Republicans can also address the cost issues with savings or revenue from outside the tax code, cutting federal spending or crediting themselves with revenue raised by tariffs if President-elect Donald Trump moves forward on the large-scale import duties that he’s promised. But Republicans remain mixed on using tariffs as a revenue source.

 

“Building a budget around tariff revenue is a little shaky,” said Rep. Adrian Smith, R-Neb., who chairs the Ways and Means Committee subcommittee on trade. “That makes me a little bit nervous.”

 

“I can see where tariffs are used strategically in certain areas to discipline the bad actors, but I like to have as few as possible,” Johnson said.

 

Republicans continue to grapple with how many of the president’s campaign tax promises they can deliver on.
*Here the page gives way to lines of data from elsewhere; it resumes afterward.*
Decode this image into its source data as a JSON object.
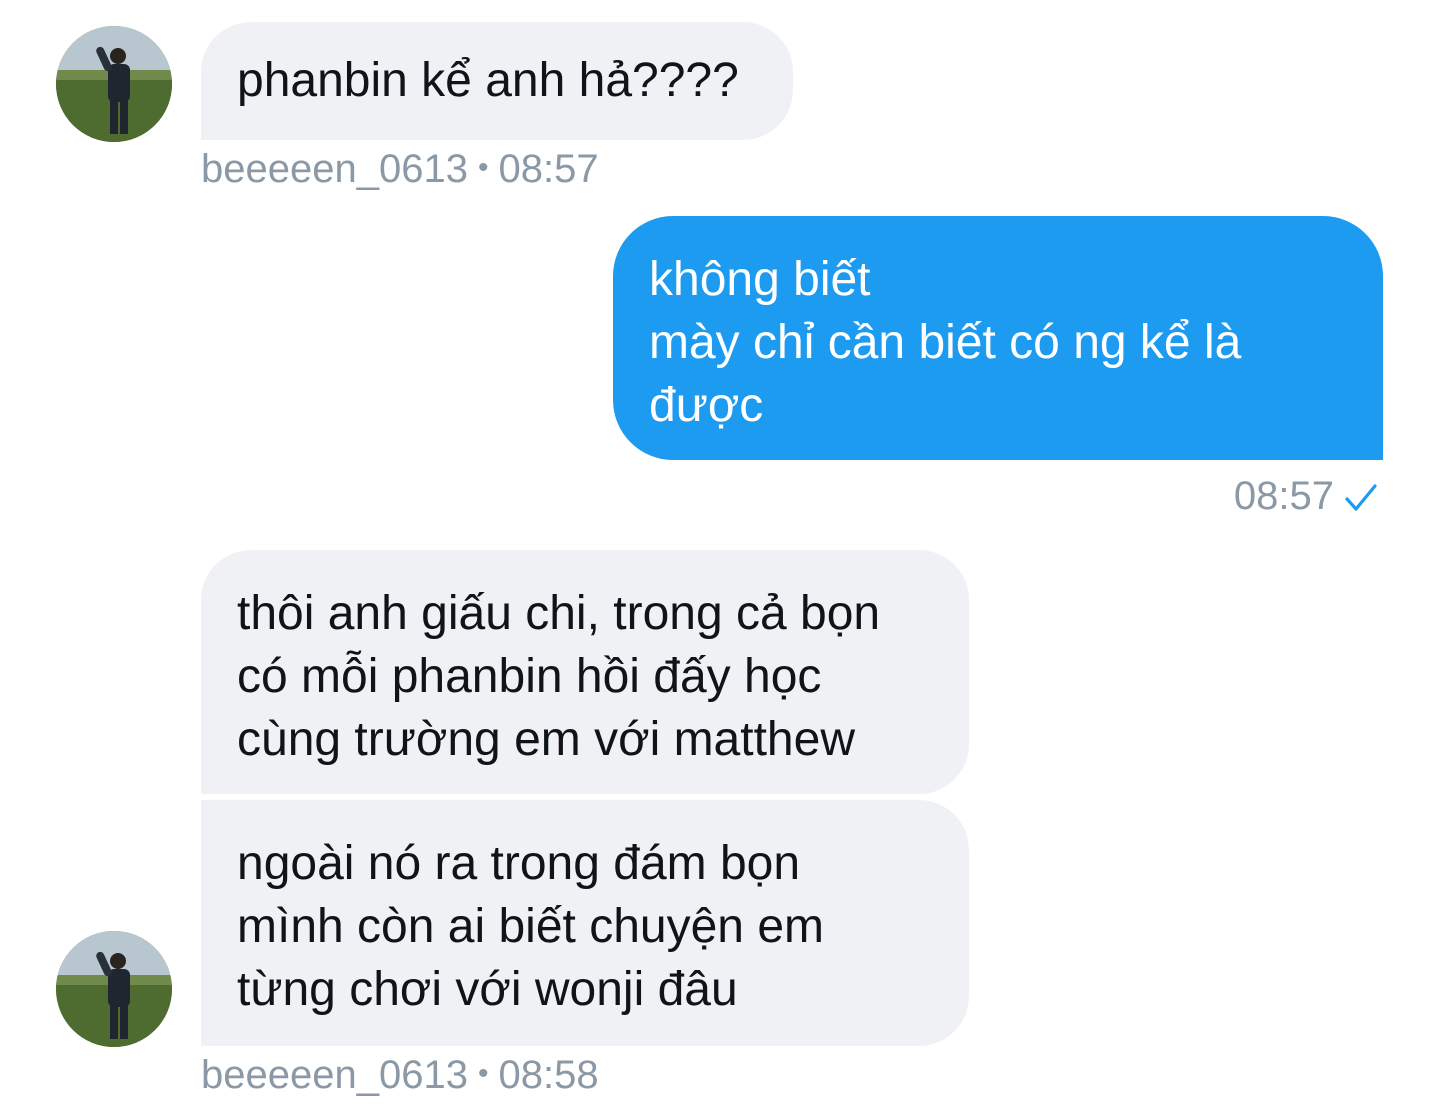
{
  "messages": [
    {
      "direction": "incoming",
      "text": "phanbin kể anh hả????",
      "sender": "beeeeen_0613",
      "time": "08:57"
    },
    {
      "direction": "outgoing",
      "text": "không biết\nmày chỉ cần biết có ng kể là\nđược",
      "time": "08:57",
      "status_icon": "check-icon"
    },
    {
      "direction": "incoming",
      "text": "thôi anh giấu chi, trong cả bọn\ncó mỗi phanbin hồi đấy học\ncùng trường em với matthew"
    },
    {
      "direction": "incoming",
      "text": "ngoài nó ra trong đám bọn\nmình còn ai biết chuyện em\ntừng chơi với wonji đâu",
      "sender": "beeeeen_0613",
      "time": "08:58"
    }
  ],
  "meta_separator": "•",
  "colors": {
    "incoming_bubble": "#eff1f4",
    "outgoing_bubble": "#1d9bf0",
    "meta_text": "#8b98a5",
    "check": "#1d9bf0"
  }
}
House Speaker Mike Johnson, R-La., recently said they would “try” to make the elimination of tax on tips happen, but conceded, “you’ve got to do the math.”

 

Smith, the House Ways and Means chair, also acknowledged the challenges of Trump’s tax cut promises added to renewing an already lengthy list of expiring policies. 

 

“The president campaigned on numerous different tax provisions, such as the no tax on tips, tax on Social Security, overtime incentives for manufacturing in the United States. So, there’s a whole list of things, so we’re looking at everything when we’re moving forward on this economic package,” Smith said.